Since her recovery, she has developed severe allergies, probably as a result of a compromised immune system. She isn’t old enough for the blood test that identifies exactly what she is allergic to, so she lives on a combination of steroids and a strict diet consisting of only venison and sweet potato foods. The food is manufactured by a company that must have a devil of a time obtaining both sweet potatoes and venison because we spend about $50 a week on a bag and a few cans of the food. And because of her allergies and the ingredients in traditional chewing products, she spends her chew time gnawing on an elk antler. Seriously.

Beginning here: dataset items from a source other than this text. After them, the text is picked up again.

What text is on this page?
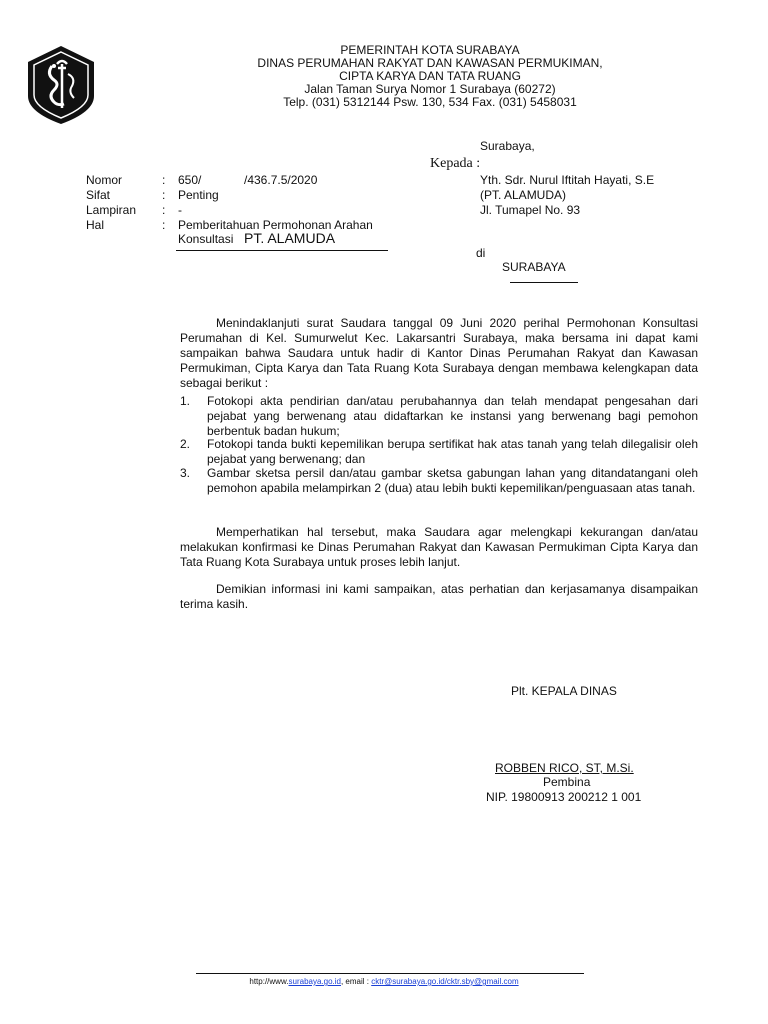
PEMERINTAH KOTA SURABAYA
DINAS PERUMAHAN RAKYAT DAN KAWASAN PERMUKIMAN,
CIPTA KARYA DAN TATA RUANG
Jalan Taman Surya Nomor 1 Surabaya (60272)
Telp. (031) 5312144 Psw. 130, 534 Fax. (031) 5458031
Surabaya,
Kepada :
Nomor	: 650/	/436.7.5/2020
Sifat	: Penting
Lampiran : -
Hal	: Pemberitahuan Permohonan Arahan
Konsultasi PT. ALAMUDA
Yth. Sdr. Nurul Iftitah Hayati, S.E
(PT. ALAMUDA)
Jl. Tumapel No. 93
di
SURABAYA
Menindaklanjuti surat Saudara tanggal 09 Juni 2020 perihal Permohonan Konsultasi Perumahan di Kel. Sumurwelut Kec. Lakarsantri Surabaya, maka bersama ini dapat kami sampaikan bahwa Saudara untuk hadir di Kantor Dinas Perumahan Rakyat dan Kawasan Permukiman, Cipta Karya dan Tata Ruang Kota Surabaya dengan membawa kelengkapan data sebagai berikut :
1. Fotokopi akta pendirian dan/atau perubahannya dan telah mendapat pengesahan dari pejabat yang berwenang atau didaftarkan ke instansi yang berwenang bagi pemohon berbentuk badan hukum;
2. Fotokopi tanda bukti kepemilikan berupa sertifikat hak atas tanah yang telah dilegalisir oleh pejabat yang berwenang; dan
3. Gambar sketsa persil dan/atau gambar sketsa gabungan lahan yang ditandatangani oleh pemohon apabila melampirkan 2 (dua) atau lebih bukti kepemilikan/penguasaan atas tanah.
Memperhatikan hal tersebut, maka Saudara agar melengkapi kekurangan dan/atau melakukan konfirmasi ke Dinas Perumahan Rakyat dan Kawasan Permukiman Cipta Karya dan Tata Ruang Kota Surabaya untuk proses lebih lanjut.
Demikian informasi ini kami sampaikan, atas perhatian dan kerjasamanya disampaikan terima kasih.
Plt. KEPALA DINAS
ROBBEN RICO, ST, M.Si.
Pembina
NIP. 19800913 200212 1 001
http://www.surabaya.go.id, email : cktr@surabaya.go.id/cktr.sby@gmail.com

I work from home, so while our daughter is at school, most of Grace’s day is spent under my feet. Literally. And if I get up to get more coffee or fix lunch, she follows me (I do draw the line at her accompanying me into the bathroom). Being alone is not a character quality that she possesses. I’m finally getting used to her incessant joy at the sight of us, even if we have only been out of the room for five minutes. And I’m becoming accustomed to the black dog hair that seems to be everywhere, the holes that she has dug in the backyard, and the inability to take a weekend getaway because no one really wants to dogsit a lumbering black lab puppy. Her presence under my feet is a reminder that life is very short, and the inconveniences (even the pricey ones) can make these short lives of ours quite joyful. She’s funny in a way that only a rescued lab puppy can be and now I don’t know what our lives would look like without her. Cleaner? Yes. Calmer? Yes. Less complicated? Yes. But the really good stories are the ones that aren’t about clean, calm and uncomplicated. The really good stories involve some really big messes. That’s Grace. She’s a great story.